SANAC is meant to be at the heart of social mobilisation around HIV and TB. To play this role its sectors must be deeply located in civil society. They are not. Not surprisingly therefore it has failed to conduct much-needed sector audits aimed at establishing representation and reach into real constituencies of people who claim to be civil society leaders. As a result, individuals with no constituencies in the real world can vote and be elected to positions of power. 

This has left SANAC open to capture by people intending to make money out of HIV and TB. This together with the previously mentioned concerns regarding governance at SANAC is deeply concerning given the billions of rands in aid that are channelled through SANAC structures.
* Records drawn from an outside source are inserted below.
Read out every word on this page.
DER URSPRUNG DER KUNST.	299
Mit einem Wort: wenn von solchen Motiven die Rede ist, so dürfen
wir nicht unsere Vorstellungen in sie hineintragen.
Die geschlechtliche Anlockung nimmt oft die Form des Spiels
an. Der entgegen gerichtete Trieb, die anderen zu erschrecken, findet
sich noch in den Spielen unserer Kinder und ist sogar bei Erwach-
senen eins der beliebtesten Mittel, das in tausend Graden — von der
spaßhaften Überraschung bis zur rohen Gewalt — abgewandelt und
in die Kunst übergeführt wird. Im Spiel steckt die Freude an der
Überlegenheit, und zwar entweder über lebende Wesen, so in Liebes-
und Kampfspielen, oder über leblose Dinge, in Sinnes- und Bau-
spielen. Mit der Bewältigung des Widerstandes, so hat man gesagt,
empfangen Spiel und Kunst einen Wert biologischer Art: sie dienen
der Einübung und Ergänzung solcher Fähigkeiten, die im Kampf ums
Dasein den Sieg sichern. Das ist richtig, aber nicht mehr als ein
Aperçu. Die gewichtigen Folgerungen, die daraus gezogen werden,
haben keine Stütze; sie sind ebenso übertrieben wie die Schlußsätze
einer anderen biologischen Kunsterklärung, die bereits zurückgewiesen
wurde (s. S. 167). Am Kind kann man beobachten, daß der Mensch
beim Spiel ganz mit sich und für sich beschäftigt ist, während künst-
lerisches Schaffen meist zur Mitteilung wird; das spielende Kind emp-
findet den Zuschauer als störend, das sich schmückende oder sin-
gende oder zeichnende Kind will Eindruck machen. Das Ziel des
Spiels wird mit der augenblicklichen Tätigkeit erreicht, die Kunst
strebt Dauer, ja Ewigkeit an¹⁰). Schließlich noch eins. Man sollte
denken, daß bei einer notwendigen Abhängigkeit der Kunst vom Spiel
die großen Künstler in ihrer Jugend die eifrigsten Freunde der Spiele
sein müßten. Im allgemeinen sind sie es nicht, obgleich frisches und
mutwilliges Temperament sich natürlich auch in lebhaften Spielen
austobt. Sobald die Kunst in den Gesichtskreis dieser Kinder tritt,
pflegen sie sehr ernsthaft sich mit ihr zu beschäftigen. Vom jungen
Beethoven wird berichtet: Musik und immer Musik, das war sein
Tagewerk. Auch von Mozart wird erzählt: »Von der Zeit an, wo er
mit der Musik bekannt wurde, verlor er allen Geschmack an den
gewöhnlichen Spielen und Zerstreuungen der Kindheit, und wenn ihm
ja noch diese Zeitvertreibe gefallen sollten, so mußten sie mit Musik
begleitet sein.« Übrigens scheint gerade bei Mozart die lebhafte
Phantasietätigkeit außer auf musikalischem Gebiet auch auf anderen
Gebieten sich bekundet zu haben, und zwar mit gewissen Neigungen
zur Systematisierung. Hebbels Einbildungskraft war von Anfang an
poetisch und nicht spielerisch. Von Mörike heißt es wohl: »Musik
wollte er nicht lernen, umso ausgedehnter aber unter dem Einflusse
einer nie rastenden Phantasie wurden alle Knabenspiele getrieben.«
We are disappointed that the SANAC Chairperson, Deputy President Cyril Ramaphosa, has not dealt with these allegations despite promising to do so in a letter to TAC. (See here for the original letters from TAC to the Deputy President in February and March 2017).

For these reasons, our various organisations will in the coming weeks be discussing the possibility of withdrawing from SANAC and stepping up our campaigns around HIV and TB through an independent and effective civil society co-ordinating structure. 

A new movement, new commitment, new energy


In conclusion, we reaffirm our commitment to work together amongst ourselves and other non-corrupt individuals and organisations for a revived response to HIV and TB, linked to a public healthcare system that provides quality services to all. We have set in motion this renewed commitment to work together at a meeting of partner organisations in Johannesburg on 8 June 2017. In future meetings, we will invite a much wider group of organisations and individuals. 

Together we will build a new movement for quality healthcare and the possibility of ending AIDS and TB in South Africa. We call on all delegates to the South African AIDS Conference and thousands of AIDS and TB activists and concerned persons to join the fight against opportunism whilst the task of responding to HIV and TB remains an enormous ongoing challenge that requires honesty and transparency about our successes and failures.